The paper tackles the problem of Vision-and-Language Navigation in dynamic, crowded environments by introducing HA-VLN 2.0, a unified benchmark with social-awareness constraints, resulting in improved navigation robustness and reduced collisions as validated by benchmarks on 16,844 instructions and real-world robot experiments.
Vision-and-Language Navigation (VLN) has been studied mainly in either discrete or continuous settings, with little attention to dynamic, crowded environments. We present HA-VLN 2.0, a unified benchmark introducing explicit social-awareness constraints.
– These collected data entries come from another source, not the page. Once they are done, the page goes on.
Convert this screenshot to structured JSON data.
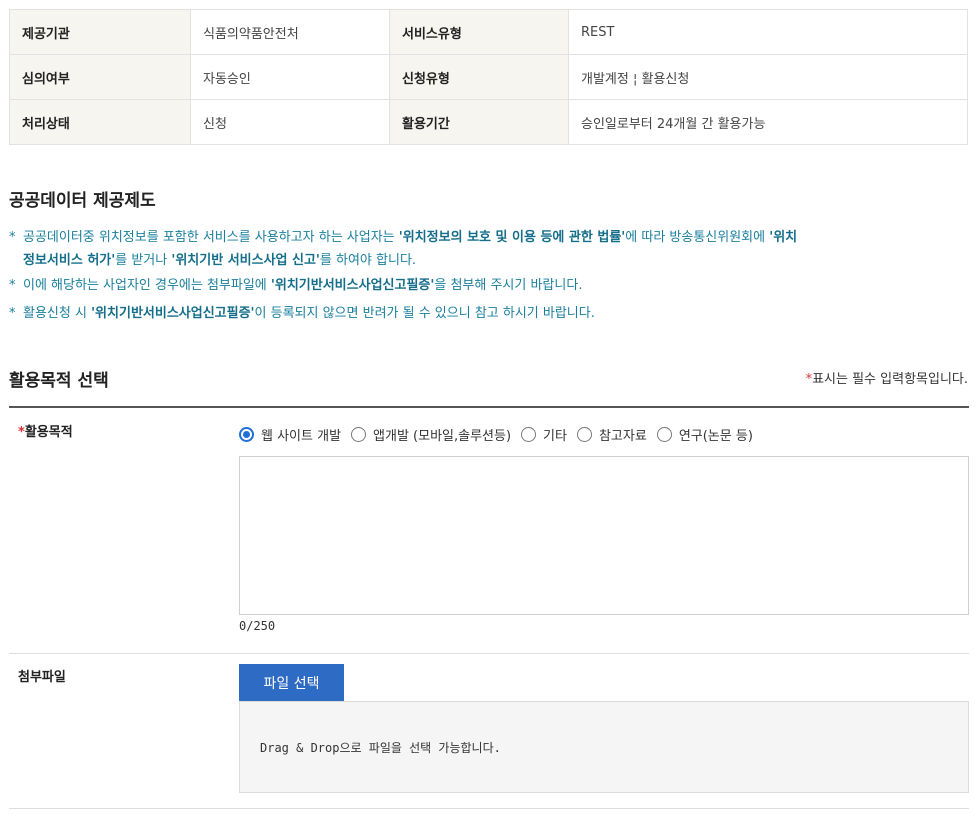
{
  "info": {
    "rows": [
      {
        "k1": "제공기관",
        "v1": "식품의약품안전처",
        "k2": "서비스유형",
        "v2": "REST"
      },
      {
        "k1": "심의여부",
        "v1": "자동승인",
        "k2": "신청유형",
        "v2": "개발계정 ¦ 활용신청"
      },
      {
        "k1": "처리상태",
        "v1": "신청",
        "k2": "활용기간",
        "v2": "승인일로부터 24개월 간 활용가능"
      }
    ]
  },
  "policy": {
    "title": "공공데이터 제공제도",
    "bullet": "*",
    "n1_a": "공공데이터중 위치정보를 포함한 서비스를 사용하고자 하는 사업자는 ",
    "n1_b": "'위치정보의 보호 및 이용 등에 관한 법률'",
    "n1_c": "에 따라 방송통신위원회에 ",
    "n1_d": "'위치",
    "n1_e": "정보서비스 허가'",
    "n1_f": "를 받거나 ",
    "n1_g": "'위치기반 서비스사업 신고'",
    "n1_h": "를 하여야 합니다.",
    "n2_a": "이에 해당하는 사업자인 경우에는 첨부파일에 ",
    "n2_b": "'위치기반서비스사업신고필증'",
    "n2_c": "을 첨부해 주시기 바랍니다.",
    "n3_a": "활용신청 시 ",
    "n3_b": "'위치기반서비스사업신고필증'",
    "n3_c": "이 등록되지 않으면 반려가 될 수 있으니 참고 하시기 바랍니다."
  },
  "purpose": {
    "title": "활용목적 선택",
    "required_star": "*",
    "required_note": "표시는 필수 입력항목입니다.",
    "label": "활용목적",
    "options": [
      "웹 사이트 개발",
      "앱개발 (모바일,솔루션등)",
      "기타",
      "참고자료",
      "연구(논문 등)"
    ],
    "selected_index": 0,
    "textarea_value": "",
    "counter": "0/250"
  },
  "attach": {
    "label": "첨부파일",
    "button": "파일 선택",
    "dropzone": "Drag & Drop으로 파일을 선택 가능합니다."
  },
  "colors": {
    "notice": "#1a7f9c",
    "accent": "#2e6bc4",
    "required": "#e03030"
  }
}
Our contributions are: (i) a standardized task and metrics capturing both goal accuracy and personal-space adherence; (ii) HAPS 2.0 dataset and simulators modeling multi-human interactions, outdoor contexts, and finer language-motion alignment; (iii) benchmarks on 16,844 socially grounded instructions, revealing sharp performance drops of leading agents under human dynamics and partial observability; and (iv) real-world robot experiments validating sim-to-real transfer, with an open leaderboard enabling transparent comparison. Results show that explicit social modeling improves navigation robustness and reduces collisions, underscoring the necessity of human-centric approaches. By releasing datasets, simulators, baselines, and protocols, HA-VLN 2.0 provides a strong foundation for safe, socially responsible navigation research.